Но Зулейха не слушала его. Она твердила:
— Никуда не ходим, ничем не развлекаемся. Томимся в ущелье между двумя горами, даже неба не видим… Я… я… я даже не знаю, где ты ездишь, где бываешь.
— Работать, Зулейха, много, очень много мне работать надо. И ведь ты это знаешь, должна знать.
— Работать, работать… — возразила Зулейха. — А для чего? Мацони… Черствый хлеб… Пустой стол. Пустой чай… Пустые дни…
— Так, значит, война разгорелась из-за хлеба? — все еще силился поддержать шутливый тон Мехман.
— Хорошо, не будем говорить о хлебе. Но хоть вдоволь смеяться, разговаривать, быть друг с другом можно нам или этого тоже нельзя?.. Ты меня не любишь. Несчастная я…
Человек в калошах тем временем отвел лошадь в конюшню и, вернувшись, снова поднялся на галерею, где стояла встревоженная Хатун. Прислушавшись к голосам, доносившимся из комнаты, он сказал сочувственно:
— Сколько прокуроров я видел на своем веку, провожал из района и встречал. Но сейчас я удивляюсь, глядя на Мехмана. Таких, как он, я даже не видел. Святой какой-то.
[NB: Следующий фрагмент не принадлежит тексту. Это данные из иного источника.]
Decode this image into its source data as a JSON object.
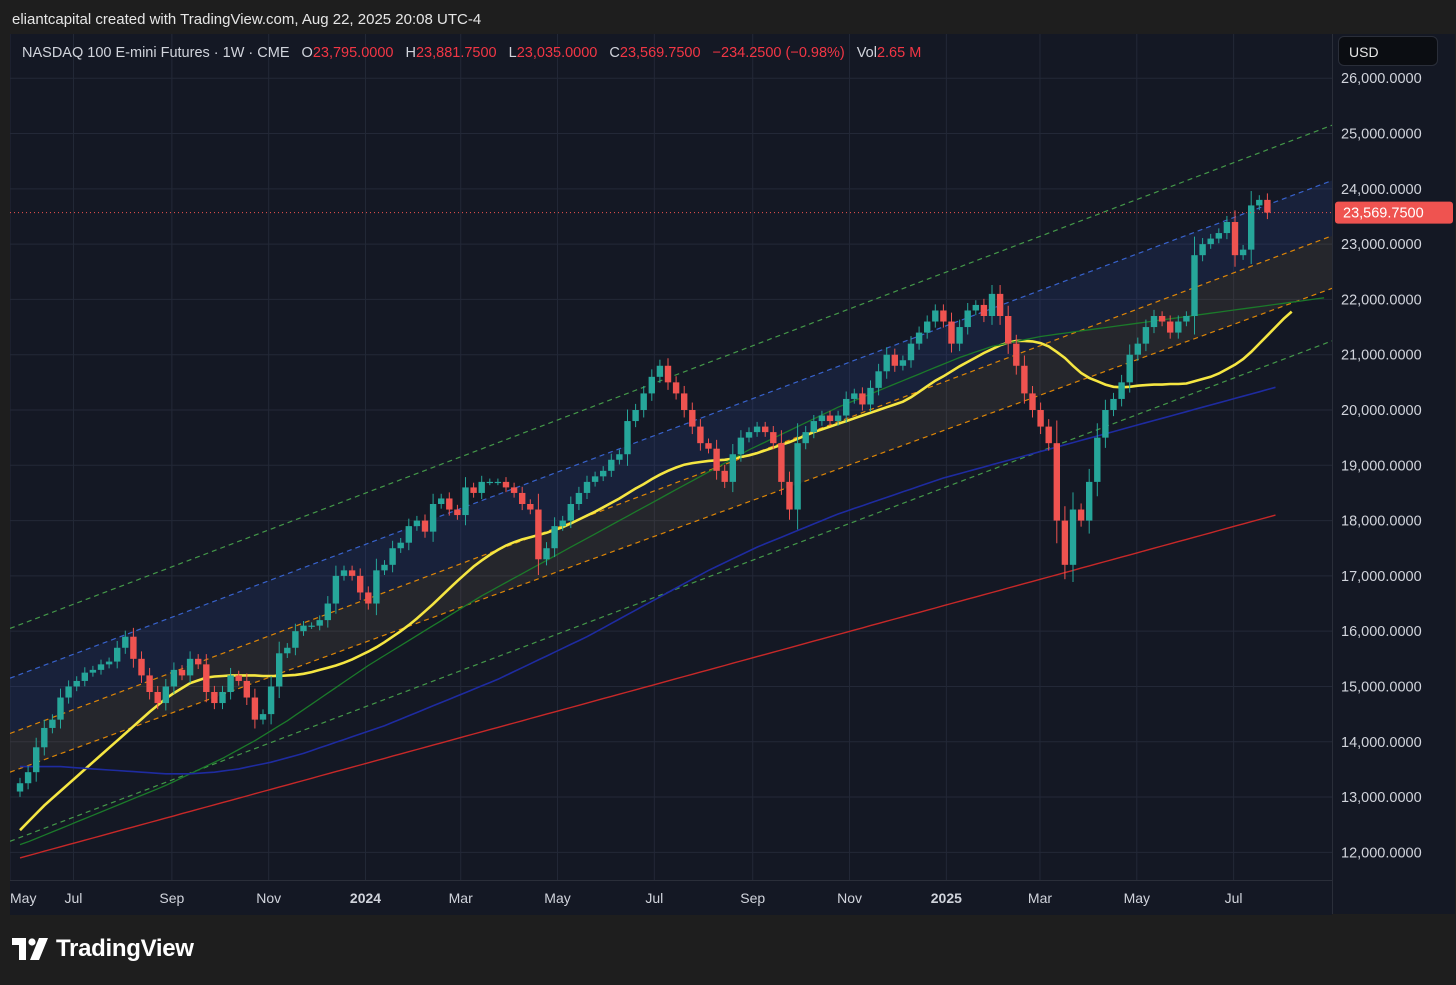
{
  "credit": "eliantcapital created with TradingView.com, Aug 22, 2025 20:08 UTC-4",
  "legend": {
    "symbol": "NASDAQ 100 E-mini Futures · 1W · CME",
    "open_label": "O",
    "open": "23,795.0000",
    "high_label": "H",
    "high": "23,881.7500",
    "low_label": "L",
    "low": "23,035.0000",
    "close_label": "C",
    "close": "23,569.7500",
    "change": "−234.2500 (−0.98%)",
    "vol_label": "Vol",
    "vol": "2.65 M"
  },
  "currency_button": "USD",
  "last_price_label": "23,569.7500",
  "brand": "TradingView",
  "colors": {
    "background": "#141824",
    "up": "#26a69a",
    "down": "#ef5350",
    "ma_fast": "#f5e642",
    "ma_green": "#1b7a2a",
    "ma_blue": "#1e2ba0",
    "ma_red": "#c62828",
    "channel_outer": "#4caf50",
    "channel_upper": "#3d6ee8",
    "channel_inner": "#ff9800"
  },
  "chart_data": {
    "type": "candlestick",
    "title": "NASDAQ 100 E-mini Futures · 1W · CME",
    "ylim": [
      11500,
      26800
    ],
    "y_ticks": [
      12000,
      13000,
      14000,
      15000,
      16000,
      17000,
      18000,
      19000,
      20000,
      21000,
      22000,
      23000,
      24000,
      25000,
      26000
    ],
    "y_tick_labels": [
      "12,000.0000",
      "13,000.0000",
      "14,000.0000",
      "15,000.0000",
      "16,000.0000",
      "17,000.0000",
      "18,000.0000",
      "19,000.0000",
      "20,000.0000",
      "21,000.0000",
      "22,000.0000",
      "23,000.0000",
      "24,000.0000",
      "25,000.0000",
      "26,000.0000"
    ],
    "x_range": [
      "2023-05-22",
      "2025-09-01"
    ],
    "x_ticks": [
      {
        "date": "2023-05-22",
        "label": "May",
        "bold": false
      },
      {
        "date": "2023-07-01",
        "label": "Jul",
        "bold": false
      },
      {
        "date": "2023-09-01",
        "label": "Sep",
        "bold": false
      },
      {
        "date": "2023-11-01",
        "label": "Nov",
        "bold": false
      },
      {
        "date": "2024-01-01",
        "label": "2024",
        "bold": true
      },
      {
        "date": "2024-03-01",
        "label": "Mar",
        "bold": false
      },
      {
        "date": "2024-05-01",
        "label": "May",
        "bold": false
      },
      {
        "date": "2024-07-01",
        "label": "Jul",
        "bold": false
      },
      {
        "date": "2024-09-01",
        "label": "Sep",
        "bold": false
      },
      {
        "date": "2024-11-01",
        "label": "Nov",
        "bold": false
      },
      {
        "date": "2025-01-01",
        "label": "2025",
        "bold": true
      },
      {
        "date": "2025-03-01",
        "label": "Mar",
        "bold": false
      },
      {
        "date": "2025-05-01",
        "label": "May",
        "bold": false
      },
      {
        "date": "2025-07-01",
        "label": "Jul",
        "bold": false
      }
    ],
    "last_price": 23569.75,
    "closes": [
      13250,
      13450,
      13900,
      14250,
      14400,
      14800,
      15000,
      15100,
      15250,
      15300,
      15400,
      15450,
      15700,
      15900,
      15500,
      15200,
      14900,
      14700,
      15000,
      15300,
      15200,
      15500,
      15400,
      14900,
      14700,
      14900,
      15200,
      15100,
      14800,
      14400,
      14500,
      15000,
      15600,
      15700,
      16000,
      16100,
      16100,
      16200,
      16500,
      17000,
      17100,
      17000,
      16700,
      16500,
      17100,
      17200,
      17500,
      17600,
      17900,
      18000,
      17800,
      18300,
      18400,
      18200,
      18100,
      18600,
      18500,
      18700,
      18700,
      18700,
      18600,
      18500,
      18300,
      18200,
      17300,
      17500,
      17900,
      18000,
      18300,
      18500,
      18700,
      18800,
      18900,
      19100,
      19200,
      19800,
      20000,
      20300,
      20600,
      20800,
      20500,
      20300,
      20000,
      19700,
      19400,
      19300,
      18900,
      18700,
      19200,
      19500,
      19600,
      19700,
      19600,
      19400,
      18700,
      18200,
      19400,
      19600,
      19800,
      19900,
      19800,
      19900,
      20200,
      20300,
      20100,
      20400,
      20700,
      21000,
      20800,
      20900,
      21200,
      21400,
      21600,
      21800,
      21600,
      21200,
      21500,
      21800,
      21900,
      21700,
      22100,
      21700,
      21200,
      20800,
      20300,
      20000,
      19700,
      19400,
      18000,
      17200,
      18200,
      18000,
      18700,
      19500,
      20000,
      20200,
      20500,
      21000,
      21200,
      21500,
      21700,
      21600,
      21400,
      21600,
      21700,
      22800,
      23000,
      23100,
      23200,
      23400,
      22800,
      22900,
      23700,
      23800,
      23570
    ],
    "series": [
      {
        "name": "",
        "values": [
          12400,
          12550,
          12700,
          12850,
          12980,
          13110,
          13240,
          13370,
          13500,
          13630,
          13760,
          13890,
          14020,
          14150,
          14280,
          14410,
          14540,
          14660,
          14780,
          14880,
          14970,
          15060,
          15110,
          15160,
          15180,
          15190,
          15200,
          15200,
          15200,
          15200,
          15190,
          15190,
          15190,
          15200,
          15210,
          15230,
          15260,
          15300,
          15340,
          15380,
          15430,
          15490,
          15560,
          15630,
          15710,
          15800,
          15900,
          16000,
          16110,
          16230,
          16360,
          16490,
          16630,
          16770,
          16910,
          17040,
          17170,
          17280,
          17380,
          17470,
          17550,
          17610,
          17660,
          17700,
          17740,
          17780,
          17830,
          17880,
          17950,
          18020,
          18090,
          18160,
          18240,
          18320,
          18400,
          18490,
          18580,
          18660,
          18750,
          18830,
          18900,
          18960,
          19010,
          19040,
          19060,
          19080,
          19090,
          19100,
          19120,
          19150,
          19180,
          19220,
          19270,
          19320,
          19370,
          19420,
          19480,
          19540,
          19600,
          19650,
          19700,
          19750,
          19800,
          19850,
          19900,
          19950,
          20000,
          20050,
          20100,
          20150,
          20230,
          20330,
          20430,
          20530,
          20610,
          20700,
          20790,
          20870,
          20950,
          21030,
          21100,
          21170,
          21220,
          21250,
          21250,
          21240,
          21210,
          21150,
          21050,
          20940,
          20800,
          20670,
          20580,
          20520,
          20460,
          20420,
          20410,
          20420,
          20440,
          20450,
          20460,
          20460,
          20470,
          20470,
          20480,
          20520,
          20560,
          20600,
          20660,
          20740,
          20820,
          20920,
          21050,
          21200,
          21350,
          21500,
          21650,
          21780
        ]
      },
      {
        "name": "",
        "values": [
          12140,
          12190,
          12250,
          12310,
          12370,
          12430,
          12490,
          12550,
          12610,
          12670,
          12730,
          12790,
          12850,
          12910,
          12970,
          13030,
          13090,
          13150,
          13210,
          13280,
          13350,
          13420,
          13490,
          13560,
          13630,
          13700,
          13780,
          13860,
          13940,
          14020,
          14110,
          14200,
          14290,
          14380,
          14480,
          14580,
          14680,
          14780,
          14880,
          14980,
          15080,
          15180,
          15280,
          15380,
          15470,
          15560,
          15650,
          15740,
          15830,
          15920,
          16010,
          16100,
          16190,
          16280,
          16370,
          16460,
          16550,
          16640,
          16720,
          16800,
          16880,
          16960,
          17040,
          17120,
          17200,
          17280,
          17360,
          17440,
          17520,
          17600,
          17680,
          17760,
          17840,
          17920,
          18000,
          18080,
          18160,
          18240,
          18320,
          18400,
          18480,
          18560,
          18640,
          18720,
          18800,
          18880,
          18960,
          19040,
          19120,
          19200,
          19280,
          19350,
          19420,
          19490,
          19560,
          19630,
          19700,
          19770,
          19840,
          19910,
          19980,
          20050,
          20110,
          20170,
          20230,
          20290,
          20350,
          20410,
          20470,
          20530,
          20590,
          20650,
          20710,
          20770,
          20830,
          20890,
          20950,
          21000,
          21050,
          21100,
          21150,
          21180,
          21210,
          21240,
          21270,
          21300,
          21330,
          21350,
          21370,
          21390,
          21410,
          21430,
          21450,
          21470,
          21490,
          21510,
          21530,
          21550,
          21570,
          21590,
          21610,
          21630,
          21650,
          21670,
          21690,
          21710,
          21730,
          21750,
          21770,
          21790,
          21810,
          21830,
          21850,
          21870,
          21890,
          21910,
          21930,
          21950,
          21970,
          21990,
          22010,
          22030
        ]
      },
      {
        "name": "",
        "values": [
          13550,
          13550,
          13550,
          13550,
          13550,
          13550,
          13540,
          13530,
          13520,
          13510,
          13500,
          13490,
          13480,
          13470,
          13460,
          13450,
          13440,
          13430,
          13420,
          13420,
          13420,
          13420,
          13430,
          13440,
          13450,
          13470,
          13490,
          13510,
          13540,
          13570,
          13600,
          13630,
          13670,
          13710,
          13750,
          13790,
          13840,
          13890,
          13940,
          13990,
          14040,
          14090,
          14140,
          14190,
          14240,
          14290,
          14350,
          14410,
          14470,
          14530,
          14590,
          14650,
          14710,
          14770,
          14830,
          14890,
          14950,
          15010,
          15070,
          15130,
          15200,
          15270,
          15340,
          15410,
          15480,
          15550,
          15620,
          15690,
          15760,
          15830,
          15900,
          15980,
          16060,
          16140,
          16220,
          16300,
          16380,
          16460,
          16540,
          16620,
          16700,
          16780,
          16860,
          16940,
          17020,
          17100,
          17170,
          17240,
          17310,
          17380,
          17450,
          17520,
          17580,
          17640,
          17700,
          17760,
          17820,
          17880,
          17940,
          18000,
          18060,
          18120,
          18170,
          18220,
          18270,
          18320,
          18370,
          18420,
          18470,
          18520,
          18570,
          18620,
          18670,
          18720,
          18770,
          18810,
          18850,
          18890,
          18930,
          18970,
          19010,
          19050,
          19090,
          19130,
          19170,
          19210,
          19250,
          19290,
          19330,
          19370,
          19410,
          19450,
          19490,
          19530,
          19570,
          19610,
          19650,
          19690,
          19730,
          19770,
          19810,
          19850,
          19890,
          19930,
          19970,
          20010,
          20050,
          20090,
          20130,
          20170,
          20210,
          20250,
          20290,
          20330,
          20370,
          20410
        ]
      },
      {
        "name": "",
        "values": [
          11900,
          11940,
          11980,
          12020,
          12060,
          12100,
          12140,
          12180,
          12220,
          12260,
          12300,
          12340,
          12380,
          12420,
          12460,
          12500,
          12540,
          12580,
          12620,
          12660,
          12700,
          12740,
          12780,
          12820,
          12860,
          12900,
          12940,
          12980,
          13020,
          13060,
          13100,
          13140,
          13180,
          13220,
          13260,
          13300,
          13340,
          13380,
          13420,
          13460,
          13500,
          13540,
          13580,
          13620,
          13660,
          13700,
          13740,
          13780,
          13820,
          13860,
          13900,
          13940,
          13980,
          14020,
          14060,
          14100,
          14140,
          14180,
          14220,
          14260,
          14300,
          14340,
          14380,
          14420,
          14460,
          14500,
          14540,
          14580,
          14620,
          14660,
          14700,
          14740,
          14780,
          14820,
          14860,
          14900,
          14940,
          14980,
          15020,
          15060,
          15100,
          15140,
          15180,
          15220,
          15260,
          15300,
          15340,
          15380,
          15420,
          15460,
          15500,
          15540,
          15580,
          15620,
          15660,
          15700,
          15740,
          15780,
          15820,
          15860,
          15900,
          15940,
          15980,
          16020,
          16060,
          16100,
          16140,
          16180,
          16220,
          16260,
          16300,
          16340,
          16380,
          16420,
          16460,
          16500,
          16540,
          16580,
          16620,
          16660,
          16700,
          16740,
          16780,
          16820,
          16860,
          16900,
          16940,
          16980,
          17020,
          17060,
          17100,
          17140,
          17180,
          17220,
          17260,
          17300,
          17340,
          17380,
          17420,
          17460,
          17500,
          17540,
          17580,
          17620,
          17660,
          17700,
          17740,
          17780,
          17820,
          17860,
          17900,
          17940,
          17980,
          18020,
          18060,
          18100
        ]
      }
    ],
    "channels": [
      {
        "name": "",
        "start": [
          "2023-05-22",
          16050
        ],
        "end": [
          "2025-09-01",
          25150
        ],
        "style": "dashed"
      },
      {
        "name": "",
        "start": [
          "2023-05-22",
          15150
        ],
        "end": [
          "2025-09-01",
          24150
        ],
        "style": "dashed"
      },
      {
        "name": "",
        "start": [
          "2023-05-22",
          14150
        ],
        "end": [
          "2025-09-01",
          23150
        ],
        "style": "dashed"
      },
      {
        "name": "",
        "start": [
          "2023-05-22",
          13450
        ],
        "end": [
          "2025-09-01",
          22200
        ],
        "style": "dashed"
      },
      {
        "name": "",
        "start": [
          "2023-05-22",
          12200
        ],
        "end": [
          "2025-09-01",
          21250
        ],
        "style": "dashed"
      }
    ]
  }
}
— Народ у нас скандальный. Для нашего народа все на одно лицо — и тот, кто обжирается доотвалу, и тот, кто никогда не съест лакомого куска, у них называются расхитителями. Проглотил ли ты весь мир или ни к чему чужому не притронулся — у народа одно название — расхититель. Так стоит ли с этим считаться? Стоит ли на это обращать внимание? Пускай говорят. А ваш сын даже норму продуктов, законом положенную для ответственных работников, не разрешает взять из кооперативного склада. Что за странный человек? Не пойму. Пророком нашего века хочет быть, что ли? Его устраивает кусок черного хлеба без соли да чашка холодной воды. Разве так можно? Не знаю, как он думает содержать семью, чем будут кормиться его дети? В собственном доме у него готовят плов с шафраном — не где-нибудь, а в собственном доме. И что же? Хлопает дверью, уходит…
Хатун строго, с укором посмотрела на человека в калошах.
— Кому нужны разговоры, что у прокурора собираются собутыльники? сказала она.
— И вы, Хатун-баджи, считаете, что я неправ? — как бы удивляясь, спросил человек в калошах.
— Да, неправ, человек должен беречь честь свою. Не обязательно набивать свой живот жирным пловом.
И Хатун с таким презрением сжала свои бледные губы, что человек в калошах замолчал.
Через раскрытое окно слышно было, как в комнате плакала и жаловалась Зулейха:
— Другие утопают в роскоши… а я — замужняя женщина, называется. Что у меня есть? Обручальное кольцо? Даже часов не имею.
— Значит, ты затеяла со мной это сражение из-за серег и браслетов, Зулейха-ханум? Моя мама — умная женщина. Она всегда говорит: «Награди меня не для желудка, а ради достоинства моего».
— Разве молодость моя не стоит какого-нибудь хорошего подарка, хоть одной безделушки? Ведь дело не в драгоценности, а в твоем внимании, пойми, Мехман!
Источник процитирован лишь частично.